Monday, 26 March 2012

Kenya patent claim drafting: a practical course

From Isaac Rutenberg, a US-based patent attorney now living in Kenya, comes the following report:
Prior art?
An excellent week-long conference devoted to patent claim drafting was held in Nairobi from March 19-23. The conference was organized by the Kenya Industrial Property Institute (KIPI, the Kenyan patent office), and was co-sponsored by WIPO and ARIPO. Participants and presenters included KIPI and ARIPO examiners, as well as IP-managers, scientists, and lawyers from a number of Kenyan Universities, research organizations, and law firms.

The conference was organized because KIPI has received many patent applications that do not have well-drafted claims. The conference was highly practical -- in one session, participants worked in groups to draft a set of claims for a ballpoint pen. The resulting claims drafted by each group where then critiqued by all participants. Conversations were lively, insightful, and highly useful (as indicated by feedback from participants).

KIPI recognizes that there are not many people in Kenya with experience in drafting patent applications.

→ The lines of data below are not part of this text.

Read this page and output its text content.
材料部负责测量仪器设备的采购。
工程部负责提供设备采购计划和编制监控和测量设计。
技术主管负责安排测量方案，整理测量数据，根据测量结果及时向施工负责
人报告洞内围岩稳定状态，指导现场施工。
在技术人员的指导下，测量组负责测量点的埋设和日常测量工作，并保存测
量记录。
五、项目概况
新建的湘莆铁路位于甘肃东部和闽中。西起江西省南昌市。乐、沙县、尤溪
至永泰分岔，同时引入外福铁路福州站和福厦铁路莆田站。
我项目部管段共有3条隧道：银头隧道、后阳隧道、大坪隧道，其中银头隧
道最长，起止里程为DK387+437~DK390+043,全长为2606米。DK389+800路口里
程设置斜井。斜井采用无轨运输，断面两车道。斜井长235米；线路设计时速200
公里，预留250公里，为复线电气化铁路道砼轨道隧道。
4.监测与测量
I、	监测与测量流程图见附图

The training provided at the conference was meant to be only the first of many workshops, and was very well timed considering the growing interest by the various institutions in obtaining local and international patents. Interest is growing (at least in Kenya) among IP managers in using national and international patents to attract investment.

One of the participants remarked that she was glad that KIPI has moved beyond “awareness” conferences and has begun providing more practical sessions.

According to the WIPO and ARIPO representatives, KIPI is the most active of patent offices in the region. Based on Kingsley Egbuonu's marathon alphabetical trek around the official IP websites of African nations, this is not surprising. Kenya’s IP offices are  using the web
effectively, and this conference shows that KIPI is addressing a vital and timely need.
Kudos to KIPI, ARIPO, and WIPO!
Thanks, Isaac, for this very positive report. This blogger has long used the example of the ballpoint pen as an example of something which is familiar to us all but a nightmare for the untrained, or even trained but unpractised, individual to express in the form of a description and claims.